街の門まで辿り着くと、そこに立っていた兵に声を掛けられる。
「あんたら旅の人かい?」
「そうだよ。 僕達は四人で旅をしているんだ。 何か用?」
「あんたずいぶんと子供っぽい感じで話すんだな。 別に用はないんだがあんた等が来た方へ小さな子供が出て行ってそれっきり戻って来ないんだ」
「知らない」
「そうか、無事だって話でも聞けりゃあ良かったんだけどな。 まあいいや、特に危険な物を持ち込んでないみたいだな――よし、アブリ―の街へようこそ、通りな」
この兵はセリルの事を言っていると思い、すこしセリルの方を見たけど首を傾げていたので違うのだろうか?
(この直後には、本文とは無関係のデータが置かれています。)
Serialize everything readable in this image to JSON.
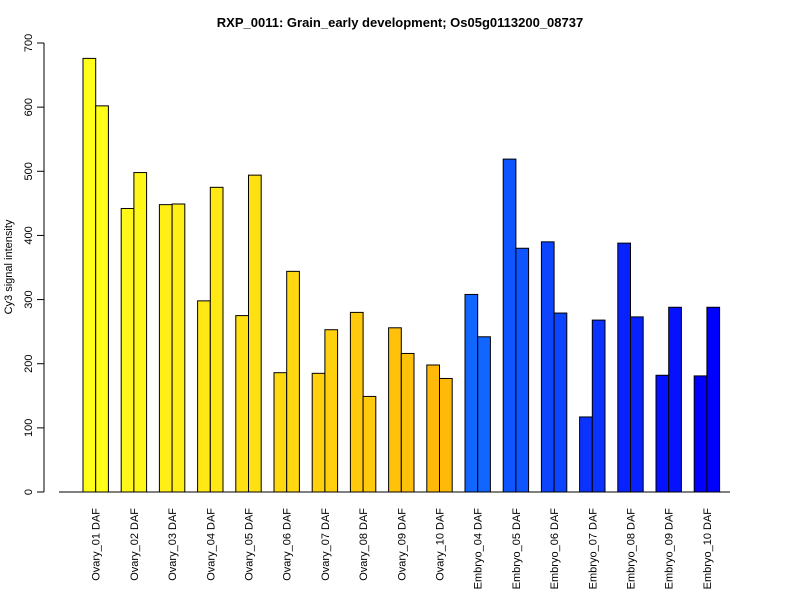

そして、子供っぽいか……すこし口調を変えたりしないと怪しまれてしまうかもしれないな。
それはさておき、まずは資金調達の為にギムロスが作ってくれた装備品とリストの作ってくれた売る様のポーションを買い取って貰おう。
いくつかの雑貨屋を回り、少しづつ買い取って貰う。
武器や防具の店もあったけど、こっちの都合よりも安値だったのでいくつか雑貨屋を回って、高値で買い取ってくれる店で売る事にした。
資金調達も終わり、今ある金銭で十日は持たせたいので安い宿を探す。
探すと言っても僕達は文字が読めないからとりあえず入って見ていくらか聞いて回る事になるだろうと思ったけど、最初の宿で十日間を今の金銭で賄えるところが見つかって、ここに泊まる事に決めた。
食事はいらないと伝えたけど、新顔だからサービスだと言われて食堂があるから食べたい時に来いと言われたので、日が沈んだらせっかくだし食事を貰おうかなと思う。
部屋に入ってみるとそこそこ広くて安いのに掃除も行き届いていて悪くない感じだ。
四人だと少し狭く感じるけど、どの道僕達は寝ないし、夜は各自別の仕事があるので問題ない。
さっそくアトラスとミランダは情報収集の為の行動を開始し、僕とセリルも情報収集の為に街を散歩する事となった。